Favored by the low background in underground laboratories, low-background accelerator-based experiments are an important tool to study nuclear reactions involving stable charged particles. This technique has been used for many years with great success at the 0.4 MV LUNA accelerator in the Gran Sasso laboratory in Italy, proteced from cosmic rays by 1400 m of rock. However, the nuclear reactions of helium and carbon burning and the neutron source reactions for the astrophysical s-process require higher beam energies than those available at LUNA. Also the study of solar fusion reactions necessitates new data at higher energies. As a result, in the present NuPECC long range plan for nuclear physics in Europe, the installation of one or more higher-energy underground accelerators is strongly recommended.

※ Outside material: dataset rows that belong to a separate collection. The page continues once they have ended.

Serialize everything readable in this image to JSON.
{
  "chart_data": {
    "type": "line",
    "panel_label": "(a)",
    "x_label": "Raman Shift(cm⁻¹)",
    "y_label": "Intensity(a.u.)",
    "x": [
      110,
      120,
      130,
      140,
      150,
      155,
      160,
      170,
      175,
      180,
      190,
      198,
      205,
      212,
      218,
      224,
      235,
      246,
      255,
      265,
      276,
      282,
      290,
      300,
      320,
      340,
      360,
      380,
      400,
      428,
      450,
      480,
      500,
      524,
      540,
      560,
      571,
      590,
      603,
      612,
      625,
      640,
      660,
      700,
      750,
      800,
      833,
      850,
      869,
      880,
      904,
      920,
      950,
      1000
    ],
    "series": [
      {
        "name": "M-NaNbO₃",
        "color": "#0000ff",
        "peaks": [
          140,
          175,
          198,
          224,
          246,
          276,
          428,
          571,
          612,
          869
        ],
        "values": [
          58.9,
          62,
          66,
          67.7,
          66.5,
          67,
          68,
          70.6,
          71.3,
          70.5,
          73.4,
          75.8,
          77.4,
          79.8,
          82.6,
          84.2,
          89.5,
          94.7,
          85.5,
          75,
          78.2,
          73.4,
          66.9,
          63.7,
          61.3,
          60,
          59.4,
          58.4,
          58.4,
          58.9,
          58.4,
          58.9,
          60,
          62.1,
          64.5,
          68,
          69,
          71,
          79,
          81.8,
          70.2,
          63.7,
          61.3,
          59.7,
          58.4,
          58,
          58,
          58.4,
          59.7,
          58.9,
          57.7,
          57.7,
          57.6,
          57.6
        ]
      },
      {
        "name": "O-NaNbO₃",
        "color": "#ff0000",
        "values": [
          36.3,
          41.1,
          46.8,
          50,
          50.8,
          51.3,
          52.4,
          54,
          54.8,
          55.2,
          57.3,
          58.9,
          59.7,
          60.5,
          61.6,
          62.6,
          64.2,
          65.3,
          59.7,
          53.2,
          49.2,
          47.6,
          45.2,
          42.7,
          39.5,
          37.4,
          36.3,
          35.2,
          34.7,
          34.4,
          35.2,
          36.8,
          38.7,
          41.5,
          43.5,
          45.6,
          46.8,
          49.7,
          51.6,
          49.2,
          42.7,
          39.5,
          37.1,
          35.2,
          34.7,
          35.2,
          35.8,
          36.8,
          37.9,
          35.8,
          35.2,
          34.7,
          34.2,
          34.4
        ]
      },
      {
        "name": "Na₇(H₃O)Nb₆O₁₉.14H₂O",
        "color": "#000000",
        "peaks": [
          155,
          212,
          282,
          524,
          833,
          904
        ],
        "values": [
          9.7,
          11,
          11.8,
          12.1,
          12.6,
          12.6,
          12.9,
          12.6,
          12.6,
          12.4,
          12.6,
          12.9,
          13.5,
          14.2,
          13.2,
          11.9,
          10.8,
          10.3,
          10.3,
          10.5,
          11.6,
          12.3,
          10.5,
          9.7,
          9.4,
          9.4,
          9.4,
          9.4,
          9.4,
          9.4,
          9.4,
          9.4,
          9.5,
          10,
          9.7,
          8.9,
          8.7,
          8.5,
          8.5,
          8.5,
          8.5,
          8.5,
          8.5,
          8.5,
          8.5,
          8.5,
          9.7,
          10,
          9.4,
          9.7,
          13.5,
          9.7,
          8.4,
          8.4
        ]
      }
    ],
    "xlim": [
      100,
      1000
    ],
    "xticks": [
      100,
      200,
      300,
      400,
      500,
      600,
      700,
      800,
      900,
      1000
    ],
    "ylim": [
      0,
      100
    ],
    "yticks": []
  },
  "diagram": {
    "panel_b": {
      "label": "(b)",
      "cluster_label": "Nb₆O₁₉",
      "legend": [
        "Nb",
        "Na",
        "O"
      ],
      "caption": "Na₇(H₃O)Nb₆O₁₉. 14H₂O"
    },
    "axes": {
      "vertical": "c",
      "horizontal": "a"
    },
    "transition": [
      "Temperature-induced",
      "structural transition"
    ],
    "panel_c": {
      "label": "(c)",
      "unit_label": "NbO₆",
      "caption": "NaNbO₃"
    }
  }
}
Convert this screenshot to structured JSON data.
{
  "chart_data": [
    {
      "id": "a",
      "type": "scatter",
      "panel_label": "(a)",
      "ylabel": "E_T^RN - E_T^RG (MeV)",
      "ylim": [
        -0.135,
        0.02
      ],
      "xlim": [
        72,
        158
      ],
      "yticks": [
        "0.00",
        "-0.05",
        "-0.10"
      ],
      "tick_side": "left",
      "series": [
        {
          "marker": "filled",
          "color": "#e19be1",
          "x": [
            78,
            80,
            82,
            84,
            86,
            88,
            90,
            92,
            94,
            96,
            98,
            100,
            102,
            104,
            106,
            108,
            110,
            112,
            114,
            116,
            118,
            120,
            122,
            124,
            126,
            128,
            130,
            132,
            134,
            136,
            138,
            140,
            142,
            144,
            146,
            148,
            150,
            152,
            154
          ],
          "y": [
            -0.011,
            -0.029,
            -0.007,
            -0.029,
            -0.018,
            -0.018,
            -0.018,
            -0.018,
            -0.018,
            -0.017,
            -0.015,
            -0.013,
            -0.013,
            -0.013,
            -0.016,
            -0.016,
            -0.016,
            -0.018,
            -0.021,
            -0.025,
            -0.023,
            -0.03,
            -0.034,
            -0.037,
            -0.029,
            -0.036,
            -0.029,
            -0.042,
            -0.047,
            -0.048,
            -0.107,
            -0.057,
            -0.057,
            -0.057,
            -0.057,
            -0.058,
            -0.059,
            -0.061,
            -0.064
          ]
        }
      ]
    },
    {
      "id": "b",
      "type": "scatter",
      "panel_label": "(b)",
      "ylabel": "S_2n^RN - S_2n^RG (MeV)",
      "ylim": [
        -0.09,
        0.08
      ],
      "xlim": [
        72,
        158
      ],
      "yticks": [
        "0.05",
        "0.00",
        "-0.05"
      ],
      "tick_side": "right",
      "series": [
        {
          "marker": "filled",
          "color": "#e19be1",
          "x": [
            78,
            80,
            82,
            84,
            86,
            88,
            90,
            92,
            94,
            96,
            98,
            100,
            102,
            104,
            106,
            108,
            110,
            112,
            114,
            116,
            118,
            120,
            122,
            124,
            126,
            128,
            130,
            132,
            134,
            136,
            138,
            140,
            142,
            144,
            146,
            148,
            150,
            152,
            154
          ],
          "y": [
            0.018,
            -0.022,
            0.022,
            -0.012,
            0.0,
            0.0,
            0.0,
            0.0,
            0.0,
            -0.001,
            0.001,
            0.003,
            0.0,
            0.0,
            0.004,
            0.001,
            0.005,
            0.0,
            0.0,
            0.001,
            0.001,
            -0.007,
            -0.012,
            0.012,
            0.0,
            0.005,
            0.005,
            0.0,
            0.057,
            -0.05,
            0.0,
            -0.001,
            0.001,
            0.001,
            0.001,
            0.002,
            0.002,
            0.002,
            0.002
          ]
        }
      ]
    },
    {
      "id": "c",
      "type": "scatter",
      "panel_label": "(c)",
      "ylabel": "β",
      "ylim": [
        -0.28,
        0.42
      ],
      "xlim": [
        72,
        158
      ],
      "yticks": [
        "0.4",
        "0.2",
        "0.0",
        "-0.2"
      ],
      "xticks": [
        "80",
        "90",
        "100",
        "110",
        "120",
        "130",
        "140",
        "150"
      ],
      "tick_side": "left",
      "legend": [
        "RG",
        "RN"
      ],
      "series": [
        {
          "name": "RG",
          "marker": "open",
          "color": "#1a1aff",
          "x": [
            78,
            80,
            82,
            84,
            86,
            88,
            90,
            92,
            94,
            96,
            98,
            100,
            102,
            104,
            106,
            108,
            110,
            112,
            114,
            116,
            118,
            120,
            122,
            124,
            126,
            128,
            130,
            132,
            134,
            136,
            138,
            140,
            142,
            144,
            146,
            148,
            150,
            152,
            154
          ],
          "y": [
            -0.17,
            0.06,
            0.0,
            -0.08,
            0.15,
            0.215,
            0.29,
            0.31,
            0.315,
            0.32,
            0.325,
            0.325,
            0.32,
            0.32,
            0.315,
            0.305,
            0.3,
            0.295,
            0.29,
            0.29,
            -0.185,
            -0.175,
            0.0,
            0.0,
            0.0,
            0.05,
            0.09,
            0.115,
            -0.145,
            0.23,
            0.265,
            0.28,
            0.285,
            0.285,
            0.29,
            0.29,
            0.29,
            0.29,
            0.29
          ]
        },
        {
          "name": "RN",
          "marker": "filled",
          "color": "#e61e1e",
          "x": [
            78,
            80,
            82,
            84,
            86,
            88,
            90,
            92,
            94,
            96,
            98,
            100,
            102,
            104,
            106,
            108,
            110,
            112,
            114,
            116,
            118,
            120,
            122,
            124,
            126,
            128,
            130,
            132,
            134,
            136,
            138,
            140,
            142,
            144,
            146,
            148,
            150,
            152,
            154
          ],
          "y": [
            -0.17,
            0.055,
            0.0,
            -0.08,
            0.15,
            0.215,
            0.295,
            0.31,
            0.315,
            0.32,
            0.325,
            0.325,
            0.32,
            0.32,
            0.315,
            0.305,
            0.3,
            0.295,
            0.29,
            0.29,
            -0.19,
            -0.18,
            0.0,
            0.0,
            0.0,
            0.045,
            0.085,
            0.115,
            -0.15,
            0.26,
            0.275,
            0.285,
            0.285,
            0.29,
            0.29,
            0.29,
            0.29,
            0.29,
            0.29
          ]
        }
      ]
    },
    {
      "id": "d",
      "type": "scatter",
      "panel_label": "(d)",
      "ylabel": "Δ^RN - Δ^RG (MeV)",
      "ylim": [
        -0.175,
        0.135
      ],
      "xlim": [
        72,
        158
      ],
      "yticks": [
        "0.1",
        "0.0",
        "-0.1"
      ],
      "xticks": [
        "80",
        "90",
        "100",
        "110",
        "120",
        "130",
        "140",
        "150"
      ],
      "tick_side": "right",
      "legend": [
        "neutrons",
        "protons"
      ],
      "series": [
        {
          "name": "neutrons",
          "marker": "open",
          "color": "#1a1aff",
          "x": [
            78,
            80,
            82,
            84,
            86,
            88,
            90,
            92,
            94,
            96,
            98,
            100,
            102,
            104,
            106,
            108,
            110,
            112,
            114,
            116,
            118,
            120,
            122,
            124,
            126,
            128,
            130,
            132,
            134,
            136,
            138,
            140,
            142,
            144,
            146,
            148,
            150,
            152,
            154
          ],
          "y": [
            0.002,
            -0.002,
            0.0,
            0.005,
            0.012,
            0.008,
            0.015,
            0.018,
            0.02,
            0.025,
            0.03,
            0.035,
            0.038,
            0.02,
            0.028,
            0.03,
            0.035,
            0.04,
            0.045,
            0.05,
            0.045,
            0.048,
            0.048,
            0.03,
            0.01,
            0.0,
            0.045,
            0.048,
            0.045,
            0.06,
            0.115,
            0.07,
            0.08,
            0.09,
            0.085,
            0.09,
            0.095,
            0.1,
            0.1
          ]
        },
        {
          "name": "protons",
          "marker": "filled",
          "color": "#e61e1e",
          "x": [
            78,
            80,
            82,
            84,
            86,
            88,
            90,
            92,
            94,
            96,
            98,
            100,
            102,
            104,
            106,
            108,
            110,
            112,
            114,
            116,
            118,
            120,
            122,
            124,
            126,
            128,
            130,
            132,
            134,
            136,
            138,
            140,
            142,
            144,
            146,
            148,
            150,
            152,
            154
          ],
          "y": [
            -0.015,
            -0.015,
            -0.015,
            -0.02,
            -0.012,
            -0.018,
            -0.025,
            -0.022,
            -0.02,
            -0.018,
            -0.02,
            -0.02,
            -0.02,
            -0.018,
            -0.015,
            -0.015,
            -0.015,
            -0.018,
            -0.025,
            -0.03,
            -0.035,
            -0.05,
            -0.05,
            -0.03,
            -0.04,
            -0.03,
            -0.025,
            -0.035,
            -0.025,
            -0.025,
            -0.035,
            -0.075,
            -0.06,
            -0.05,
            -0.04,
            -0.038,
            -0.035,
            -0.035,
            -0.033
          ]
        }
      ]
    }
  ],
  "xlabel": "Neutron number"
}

An intercomparison exercise has been carried out using the same HPGe detector in a typical nuclear astrophysics setup at several sites, including the Dresden Felsenkeller underground laboratory. It was found that its rock overburden of 45m rock, together with an active veto against the remaining muon flux, reduces the background to a level that is similar to the deep underground scenario.
Based on this finding, a used 5 MV pelletron tandem with 250 μA upcharge current and external sputter ion source has been obtained and transported to Dresden. Work on an additional radio-frequency ion source on the high voltage terminal is underway. The project is now fully funded. The installation of the accelerator in the Felsenkeller is expected for the near future. The status of the project and the planned access possibilities for external users will be reported.